Klug: It’s still really weird to write songs about people and it’s really difficult sometimes. The way that I look at things as an artist is so different than how I look at things as an emotional person who has relationships. […] I look at the songs from the perspective of an artist and a business person and I’m like “These are good songs, I did a good job writing these songs, people will like the songs, this fits on the album this way.” And then have a completely different [reaction] as an emotional being who has relationships.
I want to talk about the closing track, “Taking Up Space.” I think it's such a powerful track to end the album on and it's by far one of my favorites. I think so often, as queer people, we are told to choke down comments and minimize ourselves. I love your response to that treatment being “I’m gonna plant both feet on the ground/ I’m taking it in, I’m letting it go/ I’m taking up space” How is it getting to that healing mindset and then conveying it to other people?
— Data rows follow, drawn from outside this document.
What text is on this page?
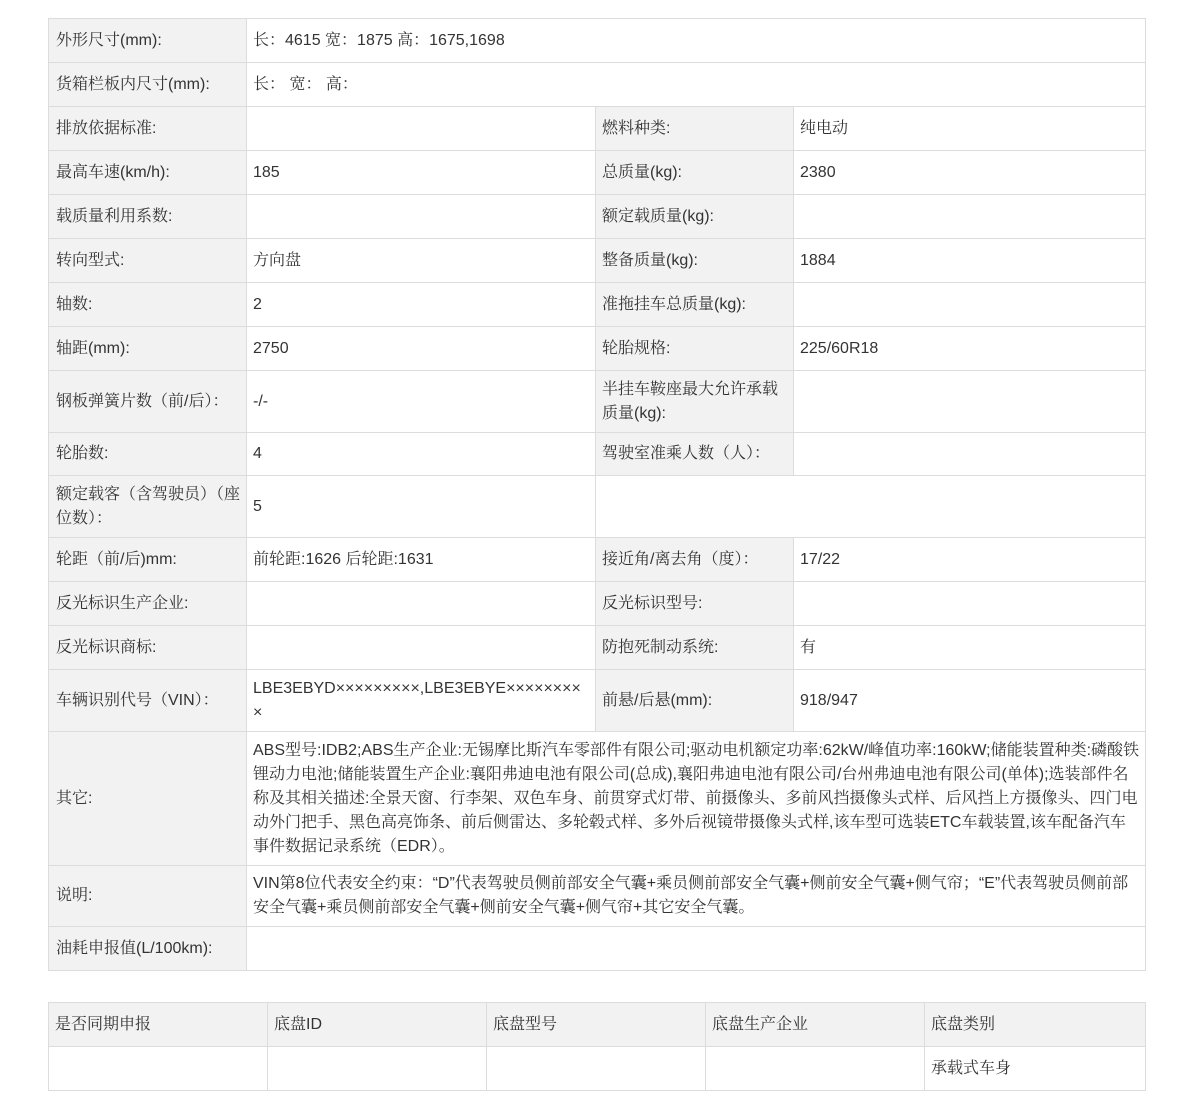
外形尺寸(mm):	长：4615 宽：1875 高：1675,1698		
货箱栏板内尺寸(mm):	长： 宽： 高：		
排放依据标准:		燃料种类:	纯电动
最高车速(km/h):	185	总质量(kg):	2380
载质量利用系数:		额定载质量(kg):	
转向型式:	方向盘	整备质量(kg):	1884
轴数:	2	准拖挂车总质量(kg):	
轴距(mm):	2750	轮胎规格:	225/60R18
钢板弹簧片数（前/后）：	-/-	半挂车鞍座最大允许承载质量(kg):	
轮胎数:	4	驾驶室准乘人数（人）：	
额定载客（含驾驶员）（座位数）：	5		
轮距（前/后)mm:	前轮距:1626 后轮距:1631	接近角/离去角（度）：	17/22
反光标识生产企业:		反光标识型号:	
反光标识商标:		防抱死制动系统:	有
车辆识别代号（VIN）：	LBE3EBYD×××××××××,LBE3EBYE×××××××××	前悬/后悬(mm):	918/947
其它:	ABS型号:IDB2;ABS生产企业:无锡摩比斯汽车零部件有限公司;驱动电机额定功率:62kW/峰值功率:160kW;储能装置种类:磷酸铁锂动力电池;储能装置生产企业:襄阳弗迪电池有限公司(总成),襄阳弗迪电池有限公司/台州弗迪电池有限公司(单体);选装部件名称及其相关描述:全景天窗、行李架、双色车身、前贯穿式灯带、前摄像头、多前风挡摄像头式样、后风挡上方摄像头、四门电动外门把手、黑色高亮饰条、前后侧雷达、多轮毂式样、多外后视镜带摄像头式样,该车型可选装ETC车载装置,该车配备汽车事件数据记录系统（EDR）。		
说明:	VIN第8位代表安全约束：“D”代表驾驶员侧前部安全气囊+乘员侧前部安全气囊+侧前安全气囊+侧气帘；“E”代表驾驶员侧前部安全气囊+乘员侧前部安全气囊+侧前安全气囊+侧气帘+其它安全气囊。		
油耗申报值(L/100km):			
是否同期申报	底盘ID	底盘型号	底盘生产企业	底盘类别
				承载式车身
Klug: Yeah, I think that getting to that place was really hard. And I don’t always feel like I’m at that place. One of my favorite lyrics in that song is “I’m choking on the leftovers of the kid I used to be” that was one of the first lyrics [I wrote]. I was a really shy, awkward kid and I wasn’t very confident. I was always the kid that got bullied because I’m a very soft person. Then when I got to middle school and high school I tried to conform and play that game because I was terrified of being bullied. So I didn’t really come into myself until I got to college. But still I struggled to feel like I deserved to take up space and deserve to be where I was and I have imposter’s syndrome, especially with music. Because I don’t really know music theory. And I didn’t go to Berklee College of Music. So I don’t know a lot of that stuff that a lot of people who don’t even have as much success as me do…
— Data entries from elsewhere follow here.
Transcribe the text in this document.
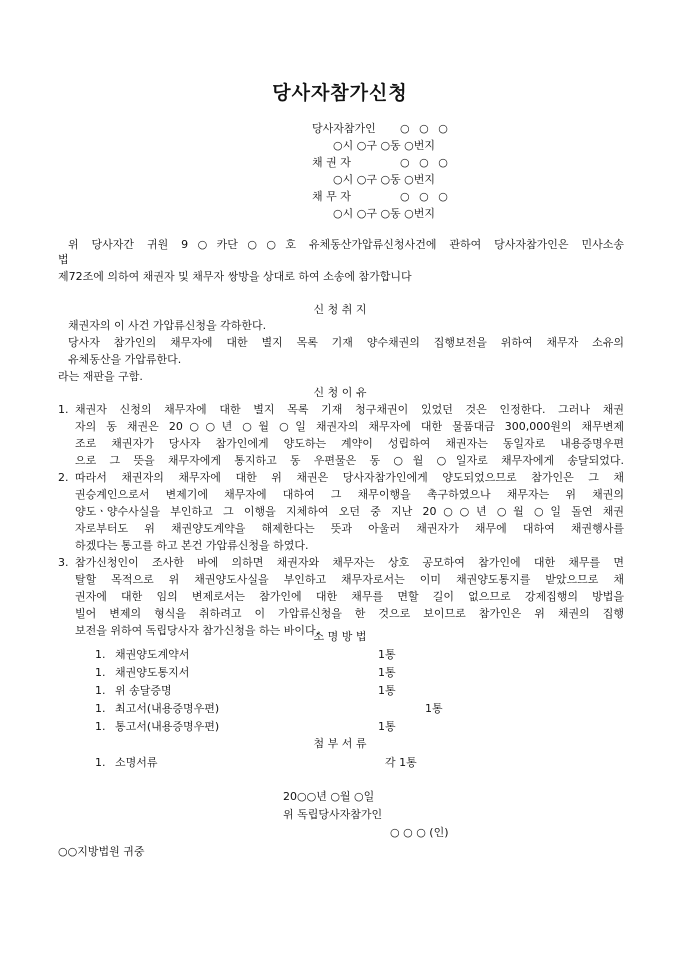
당사자참가신청
당사자참가인 ○ ○ ○
○시 ○구 ○동 ○번지
채 권 자	○ ○ ○
○시 ○구 ○동 ○번지
채 무 자	○ ○ ○
○시 ○구 ○동 ○번지
위 당사자간 귀원 9○카단○○호 유체동산가압류신청사건에 관하여 당사자참가인은 민사소송
법
제72조에 의하여 채권자 및 채무자 쌍방을 상대로 하여 소송에 참가합니다
신 청 취 지
채권자의 이 사건 가압류신청을 각하한다.
당사자 참가인의 채무자에 대한 별지 목록 기재 양수채권의 집행보전을 위하여 채무자 소유의
유체동산을 가압류한다.
라는 재판을 구함.
신 청 이 유
1. 채권자 신청의 채무자에 대한 별지 목록 기재 청구채권이 있었던 것은 인정한다. 그러나 채권
자의 동 채권은 20○○년 ○월 ○일 채권자의 채무자에 대한 물품대금 300,000원의 채무변제
조로 채권자가 당사자 참가인에게 양도하는 계약이 성립하여 채권자는 동일자로 내용증명우편
으로 그 뜻을 채무자에게 통지하고 동 우편물은 동 ○월 ○일자로 채무자에게 송달되었다.
2. 따라서 채권자의 채무자에 대한 위 채권은 당사자참가인에게 양도되었으므로 참가인은 그 채
권승계인으로서 변제기에 채무자에 대하여 그 채무이행을 촉구하였으나 채무자는 위 채권의
양도ㆍ양수사실을 부인하고 그 이행을 지체하여 오던 중 지난 20○○년 ○월 ○일 돌연 채권
자로부터도 위 채권양도계약을 해제한다는 뜻과 아울러 채권자가 채무에 대하여 채권행사를
하겠다는 통고를 하고 본건 가압류신청을 하였다.
3. 참가신청인이 조사한 바에 의하면 채권자와 채무자는 상호 공모하여 참가인에 대한 채무를 면
탈할 목적으로 위 채권양도사실을 부인하고 채무자로서는 이미 채권양도통지를 받았으므로 채
권자에 대한 임의 변제로서는 참가인에 대한 채무를 면할 길이 없으므로 강제집행의 방법을
빌어 변제의 형식을 취하려고 이 가압류신청을 한 것으로 보이므로 참가인은 위 채권의 집행
보전을 위하여 독립당사자 참가신청을 하는 바이다.
소 명 방 법
1. 채권양도계약서	1통
1. 채권양도통지서	1통
1. 위 송달증명	1통
1. 최고서(내용증명우편)	1통
1. 통고서(내용증명우편)	1통
첨 부 서 류
1. 소명서류	각 1통
20○○년 ○월 ○일
위 독립당사자참가인
○ ○ ○ (인)
○○지방법원 귀중
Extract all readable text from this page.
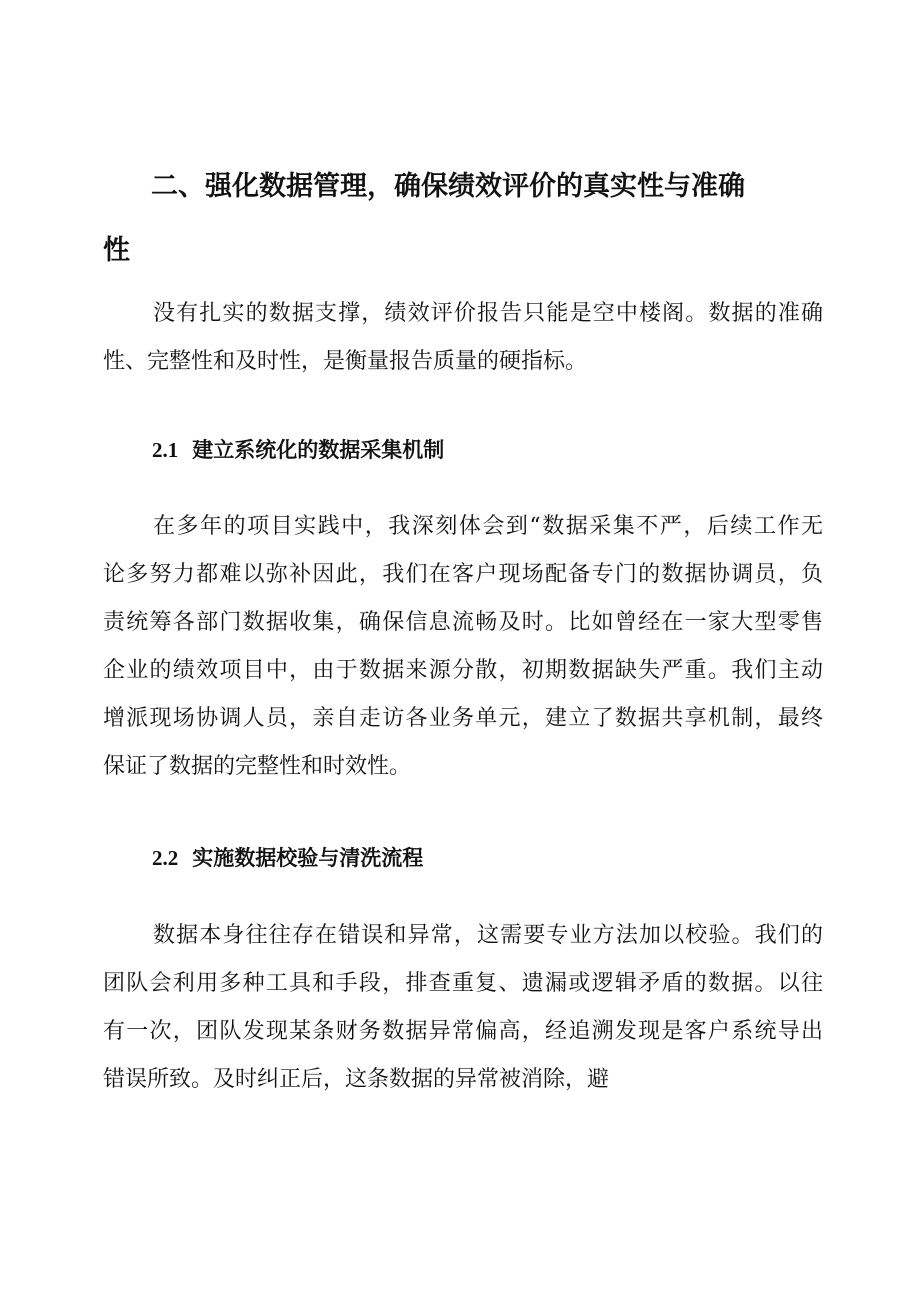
二、强化数据管理，确保绩效评价的真实性与准确
性
没有扎实的数据支撑，绩效评价报告只能是空中楼阁。数据的准确
性、完整性和及时性，是衡量报告质量的硬指标。
2.1 建立系统化的数据采集机制
在多年的项目实践中，我深刻体会到“数据采集不严，后续工作无
论多努力都难以弥补因此，我们在客户现场配备专门的数据协调员，负
责统筹各部门数据收集，确保信息流畅及时。比如曾经在一家大型零售
企业的绩效项目中，由于数据来源分散，初期数据缺失严重。我们主动
增派现场协调人员，亲自走访各业务单元，建立了数据共享机制，最终
保证了数据的完整性和时效性。
2.2 实施数据校验与清洗流程
数据本身往往存在错误和异常，这需要专业方法加以校验。我们的
团队会利用多种工具和手段，排查重复、遗漏或逻辑矛盾的数据。以往
有一次，团队发现某条财务数据异常偏高，经追溯发现是客户系统导出
错误所致。及时纠正后，这条数据的异常被消除，避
I feel like I grew up believing all these things about myself and trying to make myself small for other people. And now that I am in this position, where it’s really required of me to take up space, make decisions for my art, take videos of my face and say, “Look at my face, listen to my song.” It’s really hard and really vulnerable. And it’s been so difficult for me to be like, “I deserve this. I deserve to be here. I deserve to take up space in this world.”
The past year learning the music industry has been really hard and interacting with all these random 40-year-old men who run the industry has been really hard because I have to claim myself and my opinions and my music as worthy. It’s so fucking hard and it’s really different than anything I’ve ever done… I feel like a different person came into my body and wrote the chorus being like, “I’m taking up space, I can do this, eff off I’m believing in myself and I deserve this.” Because I think I’m still really working towards that. It’s almost an aspirational song… it’s still a process for sure.
Following the release of your album on August 11th, what else have you got going on?
Klug: I’m going on a headline tour, which I’m really excited about. I’m doing a show in London and Dublin. And I’m doing a show in Cork, Ireland, which is a very random town. And then I’m doing a West Coast tour as well. San Diego, Los Angeles, San Francisco, Portland, Seattle, and Vancouver, coming up in September. So I would really love to see people there. And I’m bringing a band, which is really exciting. I’m just so excited to travel with my friends. And yeah, y’all should come to my shows because they’re gonna be really fun!